The practical signs that a tool is first-pass-first:
- The product takes one document as input and asks for a playbook or instruction.
- The output is markup, not a verdict on existing markup.
- The "compare to a previous version" feature is a sub-mode, not the main mode.
- The marketing language is "review your contracts," not "audit the markup you got back."
The practical signs that a tool is audit-first:
- The product takes two documents as input by default.
- The output is a structured analysis of the diff: classification, ranking, issue grouping.
- Untracked edits are surfaced as a distinct category, not blended with tracked edits.
- The reply step (producing a tracked-change document going back) is part of the same workflow.
Which one are you actually doing?
For most lawyers, the honest answer is "both, in different proportions." A few things shift the proportion:
- Stage of negotiation. First round is usually first-pass review. Every round after is usually audit. Deals that close after multiple rounds spend most of their lawyer-time in audit mode.
- Whose paper. If the counterparty's paper is the starting point, round one is first-pass review on a clean third-party document. If your paper is the starting point, round one is the markup you produce, and round two onward is audit.
- Practice area. Transactional lawyers (M&A, commercial, finance, real estate) spend disproportionate time in audit. Regulatory and compliance lawyers spend disproportionate time in first-pass review.
- Volume. High-volume in-house teams (procurement, sales-ops, vendor management) live in audit, because the inbound flow is mostly counterparty markups on standard agreements.
The point of being precise about which workflow you are running is not academic. It determines what kind of tool helps, what kind of discipline matters, and where the failure modes are. A first-pass review tool used in audit mode is doing a job it was not optimized for; the discipline of running an independent comparison and surfacing untracked edits is no less important just because the tool does not encourage it.
Frequently asked questions
Are first-pass review and redline audit really different workflows?
Yes. First-pass review takes one document and produces markup. Redline audit takes two documents and produces a verdict on the difference between them. The inputs are different, the output is different, and the failure modes are different. A tool that is excellent at one is often mediocre at the other because the data model that makes one workflow fast (a document and a playbook) is not the data model that makes the other fast (a diff and a classifier).
Can the same tool do both?
Some tools try. Most do one well and the other as an afterthought. The category leaders in AI contract review (Spellbook, LegalOn, Ivo, Gavel Exec, BlackBoiler, LexCheck) are first-pass review tools that some users adapt for audit-style workflows by feeding them the counterparty document and asking for a review. That works for some cases. It does not work as well as a tool whose primary job is auditing the markup that already exists.
Which one am I doing when I review a third-party draft for the first time?
First-pass review. There is no prior version to compare against; the document is what it is, and the work is to identify problems against your standards or playbook. The output is the markup you produce, going outbound.

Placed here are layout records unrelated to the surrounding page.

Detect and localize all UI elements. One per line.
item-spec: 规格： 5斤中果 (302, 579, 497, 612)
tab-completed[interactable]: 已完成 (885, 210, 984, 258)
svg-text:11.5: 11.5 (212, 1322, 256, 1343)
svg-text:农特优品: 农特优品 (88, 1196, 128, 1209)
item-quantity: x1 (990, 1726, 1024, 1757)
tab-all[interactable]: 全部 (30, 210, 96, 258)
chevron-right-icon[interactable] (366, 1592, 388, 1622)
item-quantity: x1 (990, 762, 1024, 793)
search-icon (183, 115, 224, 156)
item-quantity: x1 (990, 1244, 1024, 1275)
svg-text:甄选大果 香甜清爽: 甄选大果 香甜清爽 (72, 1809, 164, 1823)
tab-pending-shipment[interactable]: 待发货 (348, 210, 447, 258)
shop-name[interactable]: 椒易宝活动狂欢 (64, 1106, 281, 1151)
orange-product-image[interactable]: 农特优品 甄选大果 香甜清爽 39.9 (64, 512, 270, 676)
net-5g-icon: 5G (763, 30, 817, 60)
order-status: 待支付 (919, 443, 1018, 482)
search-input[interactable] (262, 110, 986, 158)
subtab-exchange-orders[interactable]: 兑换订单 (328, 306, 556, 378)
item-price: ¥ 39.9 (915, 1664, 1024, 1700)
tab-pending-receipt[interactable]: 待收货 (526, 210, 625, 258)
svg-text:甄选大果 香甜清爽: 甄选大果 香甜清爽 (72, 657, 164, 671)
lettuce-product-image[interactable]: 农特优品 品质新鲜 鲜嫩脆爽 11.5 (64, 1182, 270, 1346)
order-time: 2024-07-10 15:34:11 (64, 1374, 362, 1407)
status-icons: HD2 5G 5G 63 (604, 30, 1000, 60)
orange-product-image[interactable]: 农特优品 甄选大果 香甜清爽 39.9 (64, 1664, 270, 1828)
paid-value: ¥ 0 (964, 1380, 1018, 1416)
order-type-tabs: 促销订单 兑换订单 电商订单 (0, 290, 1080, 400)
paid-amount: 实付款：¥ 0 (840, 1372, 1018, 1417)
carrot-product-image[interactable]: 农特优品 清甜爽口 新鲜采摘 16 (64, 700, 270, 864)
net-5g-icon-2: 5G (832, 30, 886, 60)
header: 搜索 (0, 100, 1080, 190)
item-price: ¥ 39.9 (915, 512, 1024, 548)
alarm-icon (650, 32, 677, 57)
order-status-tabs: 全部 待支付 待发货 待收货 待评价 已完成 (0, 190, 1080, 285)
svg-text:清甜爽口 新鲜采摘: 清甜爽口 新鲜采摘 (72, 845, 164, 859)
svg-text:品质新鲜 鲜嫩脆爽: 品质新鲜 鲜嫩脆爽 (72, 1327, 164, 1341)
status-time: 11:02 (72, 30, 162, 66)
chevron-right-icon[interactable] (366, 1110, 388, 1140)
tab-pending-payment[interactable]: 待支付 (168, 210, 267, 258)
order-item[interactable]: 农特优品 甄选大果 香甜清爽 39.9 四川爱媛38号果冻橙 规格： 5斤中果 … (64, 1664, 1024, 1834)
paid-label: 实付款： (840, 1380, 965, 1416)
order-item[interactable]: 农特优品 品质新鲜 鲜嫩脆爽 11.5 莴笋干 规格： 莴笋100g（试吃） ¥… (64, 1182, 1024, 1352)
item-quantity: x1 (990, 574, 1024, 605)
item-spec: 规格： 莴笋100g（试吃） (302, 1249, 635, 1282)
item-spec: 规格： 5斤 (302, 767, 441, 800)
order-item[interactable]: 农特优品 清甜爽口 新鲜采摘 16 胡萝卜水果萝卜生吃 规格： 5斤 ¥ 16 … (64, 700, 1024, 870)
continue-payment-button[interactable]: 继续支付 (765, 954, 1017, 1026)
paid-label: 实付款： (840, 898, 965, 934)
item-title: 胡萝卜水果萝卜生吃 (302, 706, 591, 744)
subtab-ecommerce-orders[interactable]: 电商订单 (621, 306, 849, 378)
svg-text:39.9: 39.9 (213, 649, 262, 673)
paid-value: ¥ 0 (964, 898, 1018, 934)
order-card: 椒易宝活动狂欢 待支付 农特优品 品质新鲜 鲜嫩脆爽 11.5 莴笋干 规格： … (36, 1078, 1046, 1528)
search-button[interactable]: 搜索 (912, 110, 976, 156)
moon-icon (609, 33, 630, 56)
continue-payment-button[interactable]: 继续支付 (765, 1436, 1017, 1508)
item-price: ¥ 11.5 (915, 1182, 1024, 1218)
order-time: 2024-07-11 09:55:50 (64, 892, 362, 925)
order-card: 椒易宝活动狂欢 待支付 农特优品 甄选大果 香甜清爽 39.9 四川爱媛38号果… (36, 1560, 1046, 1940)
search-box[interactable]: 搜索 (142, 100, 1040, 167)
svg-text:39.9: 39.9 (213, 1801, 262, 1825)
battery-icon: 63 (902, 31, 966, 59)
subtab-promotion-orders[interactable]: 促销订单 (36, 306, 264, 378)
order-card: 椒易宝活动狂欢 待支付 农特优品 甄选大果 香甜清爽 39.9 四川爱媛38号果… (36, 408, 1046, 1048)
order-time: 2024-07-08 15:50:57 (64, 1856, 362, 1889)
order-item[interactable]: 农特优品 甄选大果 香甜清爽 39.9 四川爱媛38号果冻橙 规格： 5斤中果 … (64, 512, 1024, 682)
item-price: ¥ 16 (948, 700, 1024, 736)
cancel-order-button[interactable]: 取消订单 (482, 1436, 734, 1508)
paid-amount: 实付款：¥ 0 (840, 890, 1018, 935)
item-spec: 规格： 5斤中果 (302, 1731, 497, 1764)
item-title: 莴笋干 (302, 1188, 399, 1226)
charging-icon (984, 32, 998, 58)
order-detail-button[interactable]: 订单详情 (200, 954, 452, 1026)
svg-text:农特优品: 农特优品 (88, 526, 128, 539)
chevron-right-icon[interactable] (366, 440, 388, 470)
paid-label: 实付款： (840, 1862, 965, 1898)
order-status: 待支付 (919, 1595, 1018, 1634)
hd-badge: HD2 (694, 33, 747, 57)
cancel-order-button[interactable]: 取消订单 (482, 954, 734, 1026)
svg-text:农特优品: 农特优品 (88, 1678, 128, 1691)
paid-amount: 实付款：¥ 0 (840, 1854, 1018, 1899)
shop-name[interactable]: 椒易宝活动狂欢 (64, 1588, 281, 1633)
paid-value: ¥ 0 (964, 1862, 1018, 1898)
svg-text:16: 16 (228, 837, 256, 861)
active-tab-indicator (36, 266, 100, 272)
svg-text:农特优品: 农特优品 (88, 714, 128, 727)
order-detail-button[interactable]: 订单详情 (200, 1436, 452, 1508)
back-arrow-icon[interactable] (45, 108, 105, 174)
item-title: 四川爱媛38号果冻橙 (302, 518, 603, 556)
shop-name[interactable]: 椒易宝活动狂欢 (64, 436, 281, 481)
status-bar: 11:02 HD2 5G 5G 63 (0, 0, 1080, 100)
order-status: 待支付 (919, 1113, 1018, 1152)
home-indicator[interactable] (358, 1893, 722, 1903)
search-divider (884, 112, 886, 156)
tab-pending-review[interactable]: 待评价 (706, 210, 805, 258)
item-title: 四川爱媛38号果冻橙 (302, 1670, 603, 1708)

Which one am I doing when the counterparty sends back my draft with their changes?
Redline audit. The prior version exists (your draft); the new version is theirs; the work is to figure out what they changed and form a verdict on each change. The output is your reply.
Why does this distinction matter to me as a buyer?
Because tools optimize for what they market. If you spend most of your review time on counterparty markups (which most transactional and in-house lawyers do, after the first round), a tool optimized for first-pass review is helping with the smaller half of your job. Picking a tool that is built for the workflow you actually run is the practical reason to care.